Van de Vorst says he spent time with family around Christmas time but the days after and closer to the anniversary became more difficult.
“You just get a kind of heaviness in your spirit,” he said.
He said he and his wife Linda cope by remembering special times shared with their family and looking at photos and videos.
Since the crash, Van de Vorst has been vocal about Saskatchewan’s poor drinking and driving record and says he thinks the new, tougher impaired driving legislation will help.
“I'm hoping that if it doesn't have enough of an effect, that it'll be looked at again,” he said, adding he hopes the new laws won’t create complacency over time.
In 2015, 54 people were killed and 580 others were injured in impaired driving crashes in Saskatchewan, according to SGI. The crown corporation says it’s focusing on impaired driving during the month of January through a campaign that will share information about drunk driving and its consequences.
“We want to bring those numbers down because we want to make our roads safer and we want everybody to make it home safely,” SGI spokesperson Marie Schutlz said. “We need to stop impaired driving to do this and so education and enforcement is key to that.”
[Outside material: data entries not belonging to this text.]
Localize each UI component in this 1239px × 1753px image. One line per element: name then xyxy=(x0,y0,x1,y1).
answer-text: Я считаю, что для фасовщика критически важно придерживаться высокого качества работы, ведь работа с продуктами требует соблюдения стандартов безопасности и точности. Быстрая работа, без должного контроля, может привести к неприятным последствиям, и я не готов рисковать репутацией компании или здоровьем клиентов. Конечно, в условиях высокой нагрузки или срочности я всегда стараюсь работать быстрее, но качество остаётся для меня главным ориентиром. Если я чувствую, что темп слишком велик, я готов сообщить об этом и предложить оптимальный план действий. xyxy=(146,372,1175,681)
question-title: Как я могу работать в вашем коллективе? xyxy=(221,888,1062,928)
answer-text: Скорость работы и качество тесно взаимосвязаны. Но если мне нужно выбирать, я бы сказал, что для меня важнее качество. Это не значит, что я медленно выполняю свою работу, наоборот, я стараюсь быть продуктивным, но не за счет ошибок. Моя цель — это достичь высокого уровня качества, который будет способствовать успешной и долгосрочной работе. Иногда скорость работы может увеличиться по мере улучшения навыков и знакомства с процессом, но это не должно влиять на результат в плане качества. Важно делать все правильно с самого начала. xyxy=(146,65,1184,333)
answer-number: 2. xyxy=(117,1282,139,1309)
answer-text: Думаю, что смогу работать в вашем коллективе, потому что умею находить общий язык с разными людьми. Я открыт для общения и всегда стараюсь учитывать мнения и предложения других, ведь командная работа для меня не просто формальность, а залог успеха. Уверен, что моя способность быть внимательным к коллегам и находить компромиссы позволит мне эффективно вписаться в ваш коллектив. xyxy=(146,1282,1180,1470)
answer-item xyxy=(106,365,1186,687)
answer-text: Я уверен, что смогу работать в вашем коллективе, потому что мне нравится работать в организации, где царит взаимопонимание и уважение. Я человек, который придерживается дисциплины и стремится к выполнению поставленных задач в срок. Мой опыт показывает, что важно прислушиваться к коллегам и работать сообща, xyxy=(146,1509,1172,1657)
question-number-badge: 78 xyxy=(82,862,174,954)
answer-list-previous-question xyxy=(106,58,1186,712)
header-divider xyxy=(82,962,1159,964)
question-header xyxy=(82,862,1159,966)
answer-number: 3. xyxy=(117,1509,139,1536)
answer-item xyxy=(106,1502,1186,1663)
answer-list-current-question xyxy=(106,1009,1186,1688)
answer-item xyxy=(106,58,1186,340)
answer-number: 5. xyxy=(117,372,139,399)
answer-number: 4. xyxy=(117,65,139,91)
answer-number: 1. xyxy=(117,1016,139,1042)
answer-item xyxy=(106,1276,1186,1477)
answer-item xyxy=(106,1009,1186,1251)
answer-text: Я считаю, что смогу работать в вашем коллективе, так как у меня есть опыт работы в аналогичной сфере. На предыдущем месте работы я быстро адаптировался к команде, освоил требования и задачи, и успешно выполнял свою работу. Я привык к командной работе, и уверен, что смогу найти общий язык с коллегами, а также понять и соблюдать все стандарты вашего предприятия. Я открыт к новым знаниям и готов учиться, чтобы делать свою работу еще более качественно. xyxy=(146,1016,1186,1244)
Additionally, police services across the province will be keeping a close watch for impaired drivers this month and will be enforcing the new impaired driving legislation, which SGI said is now among the toughest impaired driving laws in the country.
While he understands drinking and driving may never be eradicated, Van de Vorst said he’ll never stop speaking out and sharing his story in hopes his family’s story doesn’t become someone else’s.